Muhammad Ali, the lyrical heavyweight showman who thrilled the globe with his sublime boxing style, unpredictable wit, and gentle generosity – especially later in life – died on Friday. He was 74. In the boxer’s final days, it is fair that his 1964 visit to Ghana may not have been top of his mind.
But he could be sure that Ghanaians would not forget that unforgettable period. Gary Al-Smith tells the story. Ghana was the place to be in the early1960s.
Any serious political leader or entertainer needed to see the nation that had dared to, with blood, toil – and with a certain brutally sexy panache – unencumbered itself from the might of British power. The newly minted nation of Ghana, formerly the Gold Coast, particularly attracted independence fighters, empowerment champions, anti-colonial activists and revolutionaries.
Adam Clayton Powell. George Padmore. Maya Angelou. Malcolm X. Martin Luther King. Richard Wright. C.L.R James. They all came. For many of them, it was a romantic trip. And so when, after several discussions with his agents and backers, Muhammad Ali settled on Ghana as his first stop on a planned Pan-African tour, it was no surprise. This was in 1964, a historic year in an Ali life that made every moment seem seminal.

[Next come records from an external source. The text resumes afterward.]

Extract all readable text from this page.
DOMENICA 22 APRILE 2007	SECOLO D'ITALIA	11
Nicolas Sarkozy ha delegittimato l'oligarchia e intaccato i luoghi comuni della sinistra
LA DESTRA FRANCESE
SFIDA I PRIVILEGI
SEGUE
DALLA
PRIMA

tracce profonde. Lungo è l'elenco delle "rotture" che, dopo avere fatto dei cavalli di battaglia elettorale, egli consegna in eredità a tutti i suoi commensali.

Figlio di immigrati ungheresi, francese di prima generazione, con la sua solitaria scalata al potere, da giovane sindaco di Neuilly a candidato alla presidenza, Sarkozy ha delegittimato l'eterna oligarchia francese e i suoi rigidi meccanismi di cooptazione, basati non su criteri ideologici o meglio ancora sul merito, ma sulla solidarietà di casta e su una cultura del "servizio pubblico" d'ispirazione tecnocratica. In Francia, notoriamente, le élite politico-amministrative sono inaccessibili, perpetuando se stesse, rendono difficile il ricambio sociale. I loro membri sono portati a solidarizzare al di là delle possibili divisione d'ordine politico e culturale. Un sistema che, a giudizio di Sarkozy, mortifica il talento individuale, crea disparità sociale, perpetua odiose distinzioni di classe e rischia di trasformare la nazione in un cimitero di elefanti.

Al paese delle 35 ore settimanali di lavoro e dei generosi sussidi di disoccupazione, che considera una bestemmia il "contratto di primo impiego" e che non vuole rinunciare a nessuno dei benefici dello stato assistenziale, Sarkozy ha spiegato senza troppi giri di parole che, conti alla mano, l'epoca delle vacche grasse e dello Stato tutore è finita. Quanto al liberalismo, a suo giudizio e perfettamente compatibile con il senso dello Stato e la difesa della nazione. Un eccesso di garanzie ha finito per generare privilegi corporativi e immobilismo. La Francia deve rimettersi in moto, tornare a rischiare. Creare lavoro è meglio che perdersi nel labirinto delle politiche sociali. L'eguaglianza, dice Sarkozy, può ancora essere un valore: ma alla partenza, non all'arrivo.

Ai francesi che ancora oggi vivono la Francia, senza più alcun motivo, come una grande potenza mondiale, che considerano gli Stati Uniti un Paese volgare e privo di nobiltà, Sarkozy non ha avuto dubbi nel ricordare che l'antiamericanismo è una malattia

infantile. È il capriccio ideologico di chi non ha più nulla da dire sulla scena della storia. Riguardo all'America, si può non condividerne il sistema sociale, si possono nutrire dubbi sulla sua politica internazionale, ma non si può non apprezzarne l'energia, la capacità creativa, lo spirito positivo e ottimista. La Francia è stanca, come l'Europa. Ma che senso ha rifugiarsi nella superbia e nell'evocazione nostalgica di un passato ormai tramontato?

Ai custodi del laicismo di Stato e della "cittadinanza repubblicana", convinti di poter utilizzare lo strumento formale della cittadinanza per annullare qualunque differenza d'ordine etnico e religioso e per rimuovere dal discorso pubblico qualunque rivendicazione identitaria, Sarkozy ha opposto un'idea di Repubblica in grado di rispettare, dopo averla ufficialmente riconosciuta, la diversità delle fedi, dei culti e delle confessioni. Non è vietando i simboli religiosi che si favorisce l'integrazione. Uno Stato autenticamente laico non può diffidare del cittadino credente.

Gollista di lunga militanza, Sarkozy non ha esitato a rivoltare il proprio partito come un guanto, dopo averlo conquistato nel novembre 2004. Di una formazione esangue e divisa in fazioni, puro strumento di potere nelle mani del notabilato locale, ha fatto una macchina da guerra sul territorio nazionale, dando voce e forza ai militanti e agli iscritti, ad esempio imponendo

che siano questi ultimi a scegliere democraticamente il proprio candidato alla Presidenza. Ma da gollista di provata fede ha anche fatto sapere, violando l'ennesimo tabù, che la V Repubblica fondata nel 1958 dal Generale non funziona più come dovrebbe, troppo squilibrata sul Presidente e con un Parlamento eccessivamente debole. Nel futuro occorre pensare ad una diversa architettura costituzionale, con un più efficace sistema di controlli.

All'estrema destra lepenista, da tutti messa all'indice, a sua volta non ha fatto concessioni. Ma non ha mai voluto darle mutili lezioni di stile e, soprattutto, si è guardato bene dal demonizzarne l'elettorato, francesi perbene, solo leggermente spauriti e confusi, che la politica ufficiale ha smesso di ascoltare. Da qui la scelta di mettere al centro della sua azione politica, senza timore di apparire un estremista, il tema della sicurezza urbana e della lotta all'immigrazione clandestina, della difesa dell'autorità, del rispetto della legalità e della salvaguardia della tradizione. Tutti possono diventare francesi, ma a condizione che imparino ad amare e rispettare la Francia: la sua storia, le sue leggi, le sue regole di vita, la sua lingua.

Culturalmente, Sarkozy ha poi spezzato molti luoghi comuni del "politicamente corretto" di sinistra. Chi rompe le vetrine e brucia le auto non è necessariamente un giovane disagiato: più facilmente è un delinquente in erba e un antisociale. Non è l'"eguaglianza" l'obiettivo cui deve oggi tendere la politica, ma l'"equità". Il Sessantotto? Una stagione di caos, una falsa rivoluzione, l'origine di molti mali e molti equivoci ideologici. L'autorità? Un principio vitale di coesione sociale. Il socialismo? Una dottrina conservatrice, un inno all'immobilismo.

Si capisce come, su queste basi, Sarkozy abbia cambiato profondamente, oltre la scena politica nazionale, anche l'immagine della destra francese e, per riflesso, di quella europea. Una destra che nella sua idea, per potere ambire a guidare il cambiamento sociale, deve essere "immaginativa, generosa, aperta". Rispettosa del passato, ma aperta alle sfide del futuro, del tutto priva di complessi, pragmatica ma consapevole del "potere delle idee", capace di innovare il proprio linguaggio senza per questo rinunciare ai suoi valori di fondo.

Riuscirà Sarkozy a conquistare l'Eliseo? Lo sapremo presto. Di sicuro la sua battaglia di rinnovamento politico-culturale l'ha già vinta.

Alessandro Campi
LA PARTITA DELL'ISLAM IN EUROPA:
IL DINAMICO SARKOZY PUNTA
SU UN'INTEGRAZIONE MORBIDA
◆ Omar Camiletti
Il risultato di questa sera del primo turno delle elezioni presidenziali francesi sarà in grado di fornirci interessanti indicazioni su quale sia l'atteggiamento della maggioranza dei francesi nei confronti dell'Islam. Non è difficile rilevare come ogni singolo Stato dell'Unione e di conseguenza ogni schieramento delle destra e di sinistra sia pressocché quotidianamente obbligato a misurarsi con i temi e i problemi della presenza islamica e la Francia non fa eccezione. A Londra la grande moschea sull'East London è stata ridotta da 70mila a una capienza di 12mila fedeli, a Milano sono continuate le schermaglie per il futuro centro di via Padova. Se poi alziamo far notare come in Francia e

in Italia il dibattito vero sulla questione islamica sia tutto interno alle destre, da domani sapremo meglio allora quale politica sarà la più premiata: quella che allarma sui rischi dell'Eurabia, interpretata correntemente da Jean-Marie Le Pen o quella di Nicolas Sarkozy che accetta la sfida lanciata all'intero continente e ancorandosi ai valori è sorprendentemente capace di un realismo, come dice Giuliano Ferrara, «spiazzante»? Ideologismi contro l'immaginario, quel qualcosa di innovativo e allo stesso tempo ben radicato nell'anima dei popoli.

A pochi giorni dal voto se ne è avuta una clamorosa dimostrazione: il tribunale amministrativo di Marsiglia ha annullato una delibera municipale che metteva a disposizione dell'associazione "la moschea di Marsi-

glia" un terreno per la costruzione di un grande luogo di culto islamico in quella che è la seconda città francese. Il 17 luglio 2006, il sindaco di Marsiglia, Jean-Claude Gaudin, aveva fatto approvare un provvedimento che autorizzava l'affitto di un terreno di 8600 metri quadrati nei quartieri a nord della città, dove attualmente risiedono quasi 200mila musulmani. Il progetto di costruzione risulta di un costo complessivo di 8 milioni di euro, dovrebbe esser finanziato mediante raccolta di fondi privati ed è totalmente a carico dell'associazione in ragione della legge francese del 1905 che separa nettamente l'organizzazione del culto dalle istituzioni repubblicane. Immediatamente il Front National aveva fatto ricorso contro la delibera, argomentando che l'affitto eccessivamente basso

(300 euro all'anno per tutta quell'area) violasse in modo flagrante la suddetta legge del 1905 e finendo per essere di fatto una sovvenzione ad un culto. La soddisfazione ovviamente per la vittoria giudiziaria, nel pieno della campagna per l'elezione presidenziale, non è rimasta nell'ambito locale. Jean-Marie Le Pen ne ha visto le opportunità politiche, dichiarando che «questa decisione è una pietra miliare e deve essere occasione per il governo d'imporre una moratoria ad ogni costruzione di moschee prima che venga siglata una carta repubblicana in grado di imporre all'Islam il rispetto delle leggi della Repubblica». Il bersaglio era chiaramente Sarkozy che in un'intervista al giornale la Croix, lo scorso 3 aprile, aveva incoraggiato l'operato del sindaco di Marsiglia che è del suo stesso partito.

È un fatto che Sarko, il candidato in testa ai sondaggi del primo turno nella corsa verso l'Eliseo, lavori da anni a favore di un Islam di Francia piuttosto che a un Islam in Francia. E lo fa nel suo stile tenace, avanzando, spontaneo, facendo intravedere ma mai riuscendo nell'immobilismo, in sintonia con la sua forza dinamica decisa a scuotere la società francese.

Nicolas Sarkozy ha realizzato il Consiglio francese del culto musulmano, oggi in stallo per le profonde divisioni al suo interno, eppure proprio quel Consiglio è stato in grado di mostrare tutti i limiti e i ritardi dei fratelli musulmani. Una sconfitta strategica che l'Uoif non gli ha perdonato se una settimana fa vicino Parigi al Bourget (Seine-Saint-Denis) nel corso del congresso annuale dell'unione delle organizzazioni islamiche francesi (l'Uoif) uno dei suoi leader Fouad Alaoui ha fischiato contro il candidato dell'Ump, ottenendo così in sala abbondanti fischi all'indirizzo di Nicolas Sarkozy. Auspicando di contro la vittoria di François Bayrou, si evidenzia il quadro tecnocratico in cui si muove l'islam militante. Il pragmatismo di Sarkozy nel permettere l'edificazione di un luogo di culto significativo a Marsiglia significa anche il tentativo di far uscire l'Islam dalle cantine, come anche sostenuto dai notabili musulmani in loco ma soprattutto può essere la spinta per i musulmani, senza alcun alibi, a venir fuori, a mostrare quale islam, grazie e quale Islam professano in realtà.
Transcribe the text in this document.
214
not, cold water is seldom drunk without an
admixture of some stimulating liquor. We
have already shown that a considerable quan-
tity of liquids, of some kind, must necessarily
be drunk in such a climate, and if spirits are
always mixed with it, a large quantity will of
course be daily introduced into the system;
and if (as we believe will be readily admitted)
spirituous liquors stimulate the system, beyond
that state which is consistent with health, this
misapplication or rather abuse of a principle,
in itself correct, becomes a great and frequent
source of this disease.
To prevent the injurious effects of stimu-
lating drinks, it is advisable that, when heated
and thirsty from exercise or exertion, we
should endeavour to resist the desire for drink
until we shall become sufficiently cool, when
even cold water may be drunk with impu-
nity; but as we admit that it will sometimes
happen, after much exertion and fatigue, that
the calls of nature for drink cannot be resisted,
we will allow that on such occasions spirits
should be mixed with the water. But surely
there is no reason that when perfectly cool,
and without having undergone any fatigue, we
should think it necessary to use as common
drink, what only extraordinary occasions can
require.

On February 25, the loose-lipped Cassius Clay had beaten Sonny Liston, after which he screamed at the press “eat your words” following a heavy pre-match trashing of his chances. The next day, a calmer version of the 22-year old sat down at a press conference and informed the world that the rumours were true: he had fully converted to the Nation of Islam. And with it, the adoption of a new name – Cassius X.